Теперь она мерзла на остановке, размышляя о том, что жизнь кончилась и, наверное, придется возвращаться домой, на Урал. Что ж, будет преподавать в родном музучилище, где ее давно ждут. В их городке, между прочим, неплохие люди живут. Во всяком случае, не лживые богатеи с их модельными женами. А как мама и бабушка скучают! Заманивают ее домой провинциальными радостями вроде походов за грибами и купаний в озере. Карьера певицы… Ну что ж, таков закон жанра, в опере все обычно кончается плохо.

– Ой, Галка, насилу догнал! – знакомый насмешливый басок прервал ее размышления. Взмокший Володька Федоров расстегнул куртку, совершенно не заботясь о своем золотом горле. – Ты чего сбежала? Не в голосе сегодня, ну и что? Бывает, сама знаешь. Посидела бы, других послушала, «голубка» бы простила. Уж очень она в тебя верит. За глаза говорит, что у тебя редкий тембр, а характер – настоящий сибирский. В глаза ни за что не скажет, боится «испортить».

– У меня такого еще не было, – Галина чуть не плакала. – Наверное, петь я больше не буду. Зачем-то в аспирантуру пошла, теперь все это ник чему. А ты-то сам, Володька, почему не за кулисами? – спохватилась она. – Скоро же твой выход.
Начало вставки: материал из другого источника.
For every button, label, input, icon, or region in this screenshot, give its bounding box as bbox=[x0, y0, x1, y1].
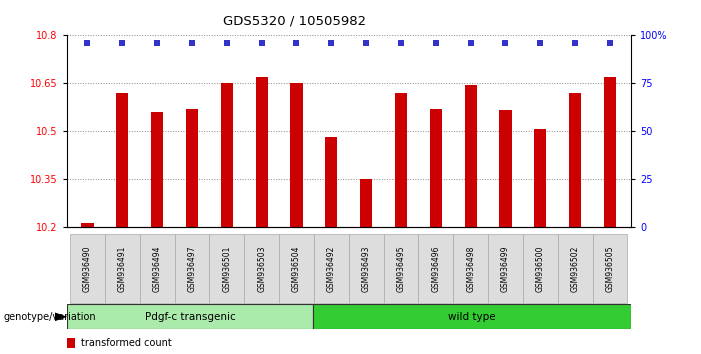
Bar bbox=[360, 179, 372, 227]
Text: GSM936505: GSM936505 bbox=[606, 245, 615, 292]
Bar bbox=[395, 93, 407, 227]
Point bbox=[465, 40, 476, 46]
Point bbox=[117, 40, 128, 46]
Bar bbox=[325, 137, 337, 227]
Bar bbox=[279, 234, 314, 303]
Text: genotype/variation: genotype/variation bbox=[4, 312, 96, 322]
Text: GSM936503: GSM936503 bbox=[257, 245, 266, 292]
Bar bbox=[244, 234, 279, 303]
Bar bbox=[151, 112, 163, 227]
Point bbox=[222, 40, 233, 46]
Text: transformed count: transformed count bbox=[81, 338, 171, 348]
Text: GSM936496: GSM936496 bbox=[431, 245, 440, 292]
Bar bbox=[534, 129, 546, 227]
Text: GSM936500: GSM936500 bbox=[536, 245, 545, 292]
Point bbox=[604, 40, 615, 46]
Bar bbox=[105, 234, 139, 303]
Point bbox=[360, 40, 372, 46]
Point bbox=[395, 40, 407, 46]
Bar bbox=[558, 234, 592, 303]
Point bbox=[186, 40, 198, 46]
Bar bbox=[454, 234, 488, 303]
Bar bbox=[314, 234, 348, 303]
Text: GDS5320 / 10505982: GDS5320 / 10505982 bbox=[223, 14, 366, 27]
Bar bbox=[81, 223, 94, 227]
Bar bbox=[523, 234, 558, 303]
Point bbox=[569, 40, 580, 46]
Bar bbox=[430, 109, 442, 227]
Text: GSM936491: GSM936491 bbox=[118, 245, 127, 292]
Bar bbox=[175, 234, 210, 303]
FancyBboxPatch shape bbox=[313, 304, 631, 329]
Bar bbox=[465, 85, 477, 227]
Text: GSM936498: GSM936498 bbox=[466, 245, 475, 292]
Bar bbox=[70, 234, 105, 303]
Text: GSM936492: GSM936492 bbox=[327, 245, 336, 292]
Bar bbox=[604, 77, 616, 227]
Text: wild type: wild type bbox=[449, 312, 496, 322]
Bar bbox=[67, 338, 76, 348]
Point bbox=[326, 40, 337, 46]
Text: GSM936495: GSM936495 bbox=[397, 245, 405, 292]
FancyBboxPatch shape bbox=[67, 304, 313, 329]
Bar bbox=[221, 83, 233, 227]
Bar bbox=[418, 234, 454, 303]
Point bbox=[82, 40, 93, 46]
Point bbox=[535, 40, 546, 46]
Bar bbox=[210, 234, 244, 303]
Bar bbox=[592, 234, 627, 303]
Text: Pdgf-c transgenic: Pdgf-c transgenic bbox=[144, 312, 236, 322]
Bar bbox=[256, 77, 268, 227]
Text: GSM936494: GSM936494 bbox=[153, 245, 162, 292]
Text: GSM936497: GSM936497 bbox=[187, 245, 196, 292]
Bar bbox=[186, 109, 198, 227]
Text: GSM936502: GSM936502 bbox=[571, 245, 580, 292]
Polygon shape bbox=[55, 312, 67, 321]
Bar bbox=[139, 234, 175, 303]
Text: GSM936504: GSM936504 bbox=[292, 245, 301, 292]
Bar bbox=[290, 83, 303, 227]
Bar bbox=[348, 234, 383, 303]
Point bbox=[500, 40, 511, 46]
Bar bbox=[116, 93, 128, 227]
Text: GSM936490: GSM936490 bbox=[83, 245, 92, 292]
Text: GSM936501: GSM936501 bbox=[222, 245, 231, 292]
Point bbox=[256, 40, 267, 46]
Text: GSM936493: GSM936493 bbox=[362, 245, 371, 292]
Point bbox=[151, 40, 163, 46]
Bar bbox=[488, 234, 523, 303]
Point bbox=[291, 40, 302, 46]
Text: GSM936499: GSM936499 bbox=[501, 245, 510, 292]
Bar bbox=[569, 93, 581, 227]
Bar bbox=[499, 110, 512, 227]
Point bbox=[430, 40, 442, 46]
Bar bbox=[383, 234, 418, 303]
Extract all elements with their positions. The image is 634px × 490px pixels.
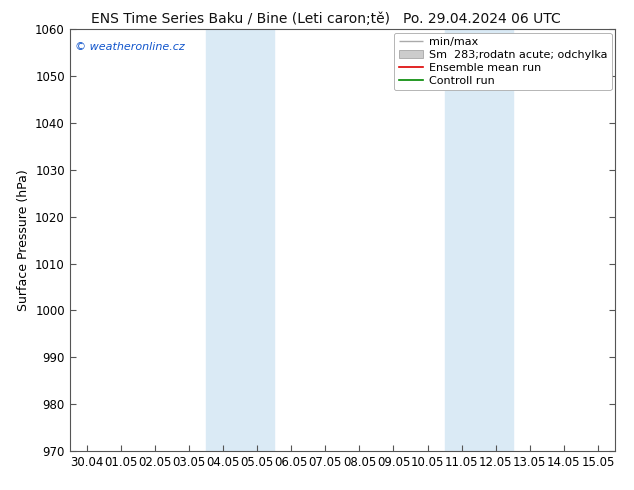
Text: ENS Time Series Baku / Bine (Leti caron;tě): ENS Time Series Baku / Bine (Leti caron;… — [91, 12, 391, 26]
Bar — [444, 29, 479, 451]
Text: © weatheronline.cz: © weatheronline.cz — [75, 42, 185, 52]
Bar — [206, 29, 240, 451]
Text: Po. 29.04.2024 06 UTC: Po. 29.04.2024 06 UTC — [403, 12, 560, 26]
Legend: min/max, Sm  283;rodatn acute; odchylka, Ensemble mean run, Controll run: min/max, Sm 283;rodatn acute; odchylka, … — [394, 33, 612, 90]
Bar — [240, 29, 274, 451]
Y-axis label: Surface Pressure (hPa): Surface Pressure (hPa) — [16, 169, 30, 311]
Bar — [479, 29, 513, 451]
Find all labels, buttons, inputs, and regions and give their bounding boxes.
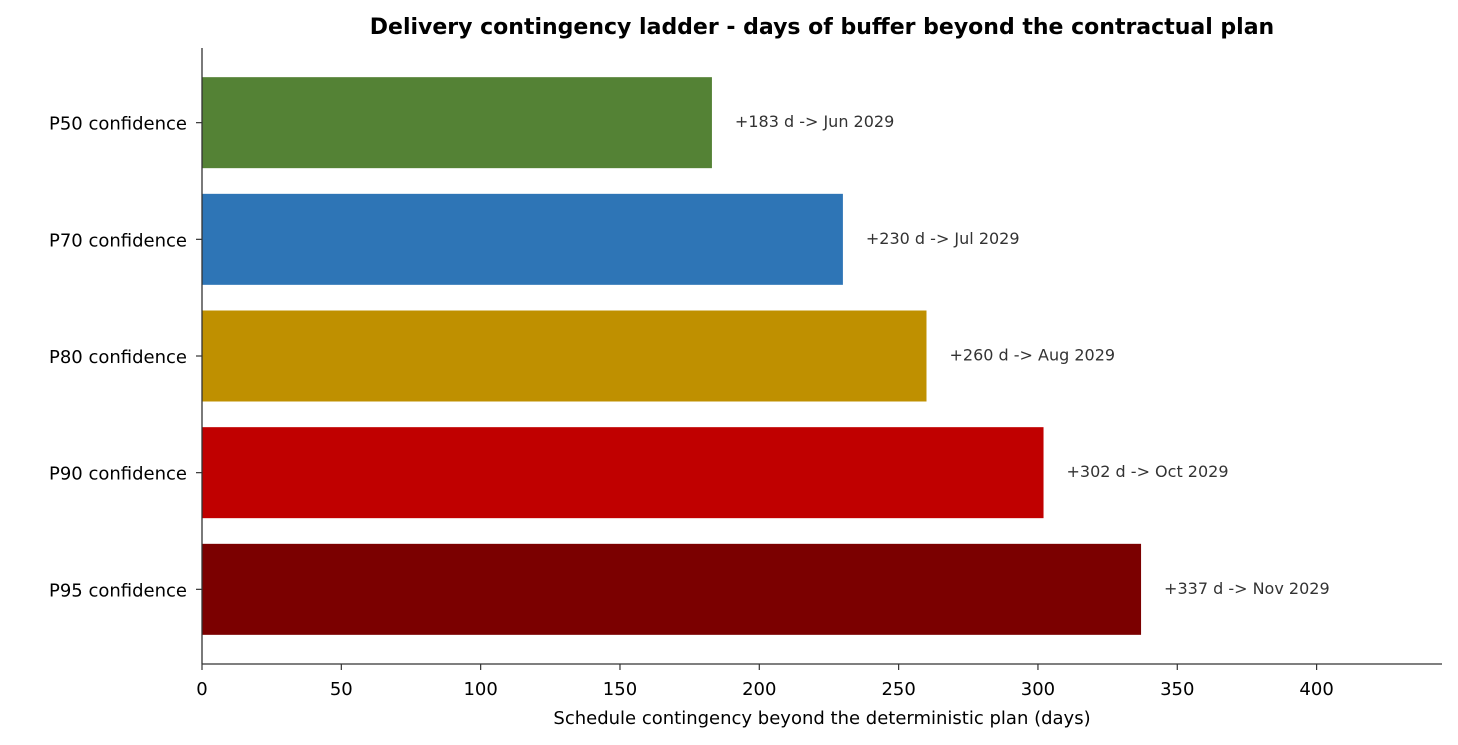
x-tick-label: 250 [881, 679, 915, 700]
x-tick-label: 400 [1299, 679, 1333, 700]
x-tick-label: 50 [330, 679, 353, 700]
y-tick-label: P50 confidence [49, 114, 187, 135]
x-tick-label: 300 [1021, 679, 1055, 700]
x-axis-label: Schedule contingency beyond the determin… [553, 708, 1090, 729]
bar [202, 427, 1044, 519]
bar [202, 543, 1142, 635]
value-label: +302 d -> Oct 2029 [1067, 462, 1229, 481]
bar [202, 193, 843, 285]
x-tick-label: 350 [1160, 679, 1194, 700]
value-label: +260 d -> Aug 2029 [949, 346, 1115, 365]
x-tick-label: 150 [603, 679, 637, 700]
y-tick-label: P90 confidence [49, 464, 187, 485]
x-tick-label: 0 [196, 679, 207, 700]
bar [202, 310, 927, 402]
y-tick-label: P95 confidence [49, 580, 187, 601]
value-label: +183 d -> Jun 2029 [735, 112, 894, 131]
y-tick-label: P80 confidence [49, 347, 187, 368]
y-tick-label: P70 confidence [49, 230, 187, 251]
value-label: +230 d -> Jul 2029 [866, 229, 1020, 248]
x-tick-label: 100 [463, 679, 497, 700]
value-label: +337 d -> Nov 2029 [1164, 579, 1330, 598]
bar [202, 77, 712, 169]
chart-title: Delivery contingency ladder - days of bu… [370, 15, 1274, 40]
x-tick-label: 200 [742, 679, 776, 700]
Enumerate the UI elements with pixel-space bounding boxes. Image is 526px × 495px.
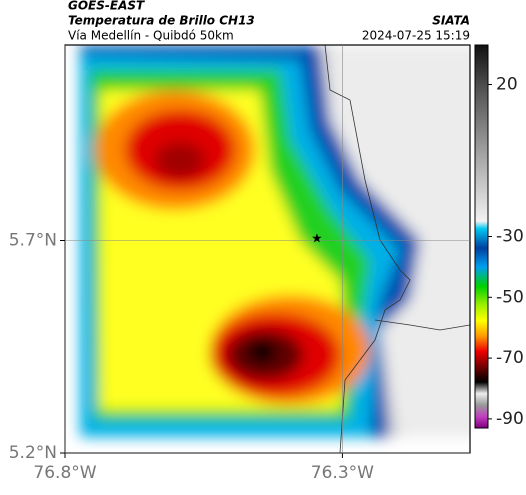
imagery: [65, 45, 470, 453]
colorbar-label: -70: [496, 348, 524, 368]
title: GOES-EAST: [68, 0, 145, 13]
x-tick-label: 76.8°W: [33, 463, 96, 483]
location: Vía Medellín - Quibdó 50km: [68, 29, 234, 43]
y-tick-label: 5.2°N: [9, 443, 57, 463]
colorbar-label: -30: [496, 227, 524, 247]
y-tick-label: 5.7°N: [9, 231, 57, 251]
x-tick-label: 76.3°W: [311, 463, 374, 483]
subtitle: Temperatura de Brillo CH13: [68, 14, 255, 28]
source: SIATA: [432, 14, 470, 28]
colorbar-label: 20: [496, 75, 518, 95]
colorbar-label: -50: [496, 287, 524, 307]
colorbar: [474, 44, 489, 429]
colorbar-label: -90: [496, 409, 524, 429]
datetime: 2024-07-25 15:19: [362, 29, 470, 43]
station-marker: [312, 233, 322, 243]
– Ерунда, договорился с «голубкой». Она нас с тобой на следующий раз перенесла, с параллельным потоком. На той неделе вместе вокал сдавать будем, а пока поехали, провожу, что ли, – легкомысленно махнул рукой Володька и накинул Гале на плечи свой пиджак.

Через неделю Галина Березина пела на экзамене в аспирантуре арию Шемаханской царицы, удивляясь, как легко и свободно звучит ее голос, как легко даются ей самые высокие пассажи.

После концерта она не выдержала и отправилась к врачу-фониатру, сухонькому старичку, наблюдавшему и врачевавшему не одно поколение вокалистов.

– Евгений Моисеевич, объясните, – спросила она тревожно. – Почему мой голос так странно себя ведет? Что это? Какой диагноз?

– В твоем возрасте, Березина, диагноз один – любовь.

Врач усмехнулся, устало откинулся на стул и передвинул на лоб круглое зеркальце.